The following female indie musicians have successfully been able to strike that balance between art and industry, integrating their creative eye with their business acumen. We are choosing to focus on indie musicians because they have been able to engage with the business side of things without the massive corporate backing and brand partnerships that a major label provides. We are focusing on women because as tough as it is for dudes to make it in this industry, imagine how hard it is to overcome the same obstacles as the dudes plus the added weight of both sexism and/or carrying a child to term.

So take a peek into the side-endeavors of just a few of your favorite female indie rockers and allow yourself to become inspired by their creativity and their work ethic. I know I am.


Courtney Barnett – Breakout indie rocker of 2015, Courtney Barnett captured the hearts of millions with her neo-Dylan talk-singing, psychedelic melodies, and proto-punk electric guitar riffs. But did you know she also co-founded Milk! Records with her girlfriend, Jen Cloher and their friends.
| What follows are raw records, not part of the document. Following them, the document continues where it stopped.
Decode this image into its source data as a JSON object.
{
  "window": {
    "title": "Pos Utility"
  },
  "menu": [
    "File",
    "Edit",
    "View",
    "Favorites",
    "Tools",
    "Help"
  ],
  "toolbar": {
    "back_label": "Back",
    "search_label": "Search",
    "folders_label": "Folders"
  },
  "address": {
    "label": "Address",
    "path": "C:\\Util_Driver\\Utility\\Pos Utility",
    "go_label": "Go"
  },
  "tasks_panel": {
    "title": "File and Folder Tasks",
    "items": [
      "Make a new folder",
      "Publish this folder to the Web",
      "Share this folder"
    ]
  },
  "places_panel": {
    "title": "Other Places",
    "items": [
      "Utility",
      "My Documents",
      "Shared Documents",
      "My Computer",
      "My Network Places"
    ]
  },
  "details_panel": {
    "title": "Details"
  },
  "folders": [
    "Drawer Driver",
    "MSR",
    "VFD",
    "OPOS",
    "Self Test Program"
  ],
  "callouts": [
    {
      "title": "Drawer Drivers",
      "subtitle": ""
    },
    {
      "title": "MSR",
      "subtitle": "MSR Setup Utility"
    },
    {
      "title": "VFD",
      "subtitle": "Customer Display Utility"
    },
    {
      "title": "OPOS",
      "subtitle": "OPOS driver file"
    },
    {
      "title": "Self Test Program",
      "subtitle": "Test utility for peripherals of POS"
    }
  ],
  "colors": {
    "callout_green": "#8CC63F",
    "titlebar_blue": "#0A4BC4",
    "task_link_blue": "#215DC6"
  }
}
Their website outlines how they are an “independent label where you can buy direct from the artist.” They also “occasionally curate special events, compilations, split 7” vinyl releases and artist designed t-shirts and curios from friends and artists we love.” A group of friends self-releasing their own material and selling it to a DIY-hungry audience sounds like the dream to me.
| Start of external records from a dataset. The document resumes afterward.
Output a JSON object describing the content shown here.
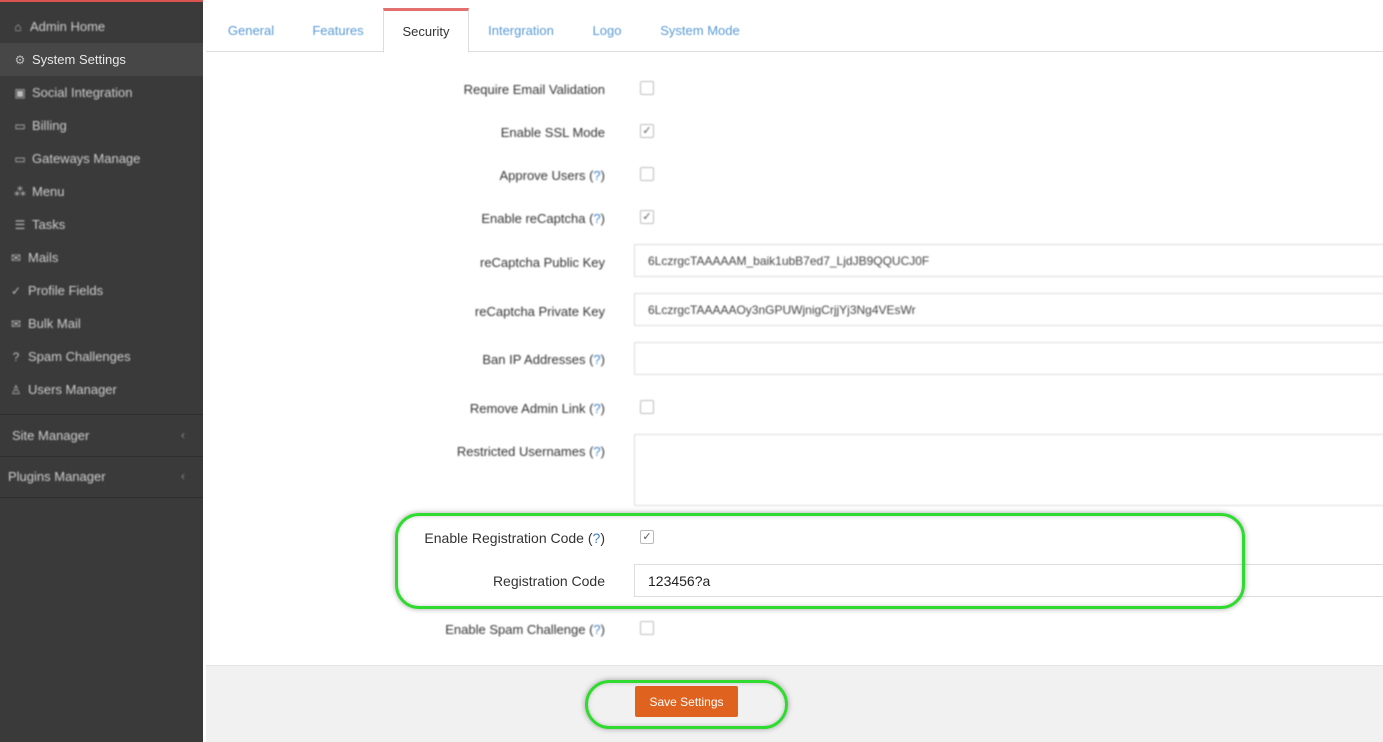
{
  "sidebar": {
    "items": [
      {
        "label": "Admin Home",
        "icon": "home-icon",
        "glyph": "⌂"
      },
      {
        "label": "System Settings",
        "icon": "gear-icon",
        "glyph": "⚙"
      },
      {
        "label": "Social Integration",
        "icon": "social-icon",
        "glyph": "▣"
      },
      {
        "label": "Billing",
        "icon": "card-icon",
        "glyph": "▭"
      },
      {
        "label": "Gateways Manage",
        "icon": "card-icon",
        "glyph": "▭"
      },
      {
        "label": "Menu",
        "icon": "sitemap-icon",
        "glyph": "⁂"
      },
      {
        "label": "Tasks",
        "icon": "list-icon",
        "glyph": "☰"
      },
      {
        "label": "Mails",
        "icon": "mail-icon",
        "glyph": "✉"
      },
      {
        "label": "Profile Fields",
        "icon": "check-circle-icon",
        "glyph": "✓"
      },
      {
        "label": "Bulk Mail",
        "icon": "mail-icon",
        "glyph": "✉"
      },
      {
        "label": "Spam Challenges",
        "icon": "question-circle-icon",
        "glyph": "?"
      },
      {
        "label": "Users Manager",
        "icon": "user-icon",
        "glyph": "♙"
      }
    ],
    "groups": [
      {
        "label": "Site Manager"
      },
      {
        "label": "Plugins Manager"
      }
    ]
  },
  "tabs": [
    "General",
    "Features",
    "Security",
    "Intergration",
    "Logo",
    "System Mode"
  ],
  "form": {
    "help_mark": "?",
    "require_email_validation": {
      "label": "Require Email Validation",
      "checked": false
    },
    "enable_ssl": {
      "label": "Enable SSL Mode",
      "checked": true
    },
    "approve_users": {
      "label": "Approve Users",
      "checked": false
    },
    "enable_recaptcha": {
      "label": "Enable reCaptcha",
      "checked": true
    },
    "recaptcha_public": {
      "label": "reCaptcha Public Key",
      "value": "6LczrgcTAAAAAM_baik1ubB7ed7_LjdJB9QQUCJ0F"
    },
    "recaptcha_private": {
      "label": "reCaptcha Private Key",
      "value": "6LczrgcTAAAAAOy3nGPUWjnigCrjjYj3Ng4VEsWr"
    },
    "ban_ip": {
      "label": "Ban IP Addresses",
      "value": ""
    },
    "remove_admin_link": {
      "label": "Remove Admin Link",
      "checked": false
    },
    "restricted_usernames": {
      "label": "Restricted Usernames",
      "value": ""
    },
    "enable_registration_code": {
      "label": "Enable Registration Code",
      "checked": true
    },
    "registration_code": {
      "label": "Registration Code",
      "value": "123456?a"
    },
    "enable_spam_challenge": {
      "label": "Enable Spam Challenge",
      "checked": false
    }
  },
  "footer": {
    "save_label": "Save Settings"
  },
  "colors": {
    "highlight": "#2edb2e",
    "save_button": "#e0621f",
    "active_tab_border": "#e36f6f"
  }
}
Zooey Deschanel – You may think I’m going to talk about her highly lucrative career as an actress, but I’m not. Not only is Zooey a fabulous musician and infectious actress, but she also founded hellogiggles, a “positive online community for women (although men are always welcome!) covering DIY and crafting projects, beauty, friendship, sex & relationships, tips on savvy and stylish living meant to inspire a smile.” Sure that sounds like the quirk-heavy Zooey that polarizes many women across the country, but you can’t really argue with the numbers and with how much traffic her site gets, that’s one hell of a side-gig.


Amanda Palmer – You may know her as lead singer of The Dresden Dolls. You may know her from her infamous kickstarter campaign which raised nearly 1.2 million dollars. Or perhaps you know her from the countless controversies she has encountered like her publicized dispute with Roadrunner Records or her Poem for Dzhokkar. Palmer has captured our attention over the years for countless reasons, one of which she turned into a book. Following the success of her highly viewed Ted Talk special “The Art of Asking,” Palmer turned her speech into a book with the same title. The book garnered mixed reviews but sure enough it climbed its way onto the New York Times bestsellers list. Not bad for a first time author.
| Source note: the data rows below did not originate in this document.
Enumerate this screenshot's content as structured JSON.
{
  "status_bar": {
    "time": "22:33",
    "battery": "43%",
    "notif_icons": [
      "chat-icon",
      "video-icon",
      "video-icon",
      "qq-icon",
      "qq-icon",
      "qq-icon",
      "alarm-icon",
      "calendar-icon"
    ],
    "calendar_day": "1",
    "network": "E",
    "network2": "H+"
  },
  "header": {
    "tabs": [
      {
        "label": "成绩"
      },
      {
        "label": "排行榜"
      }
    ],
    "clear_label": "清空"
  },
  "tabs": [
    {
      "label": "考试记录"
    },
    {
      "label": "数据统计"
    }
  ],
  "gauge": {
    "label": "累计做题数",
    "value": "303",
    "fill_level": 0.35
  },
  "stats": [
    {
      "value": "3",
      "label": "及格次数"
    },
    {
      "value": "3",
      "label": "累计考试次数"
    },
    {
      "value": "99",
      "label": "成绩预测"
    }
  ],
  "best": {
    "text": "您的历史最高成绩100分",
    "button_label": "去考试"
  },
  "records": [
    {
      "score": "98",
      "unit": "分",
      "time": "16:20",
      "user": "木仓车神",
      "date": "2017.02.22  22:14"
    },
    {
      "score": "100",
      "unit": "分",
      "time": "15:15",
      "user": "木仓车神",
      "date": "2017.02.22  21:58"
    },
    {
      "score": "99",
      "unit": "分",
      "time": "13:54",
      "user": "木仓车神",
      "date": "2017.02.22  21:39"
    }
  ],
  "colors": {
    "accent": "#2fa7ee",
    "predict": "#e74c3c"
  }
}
Brittany Howard – Lead singer and guitarist of the acclaimed Alabama Shakes recently announced her side-project, Thunderbitch. Thunderbitch is the old-school rock outlet for a collective of seasoned acts including Fly Golden Eagle and Clear Plastic Masks. Their website bio reads “Thunderbitch. Rock ‘n’ Roll. The end.” Thunderbitch is not tied to any known label (indie or otherwise) and seems to be running the whole operation on its own. While she’s left me with more questions than I’d like, I’m definitely stoked to see what this side-endeavor evolves into.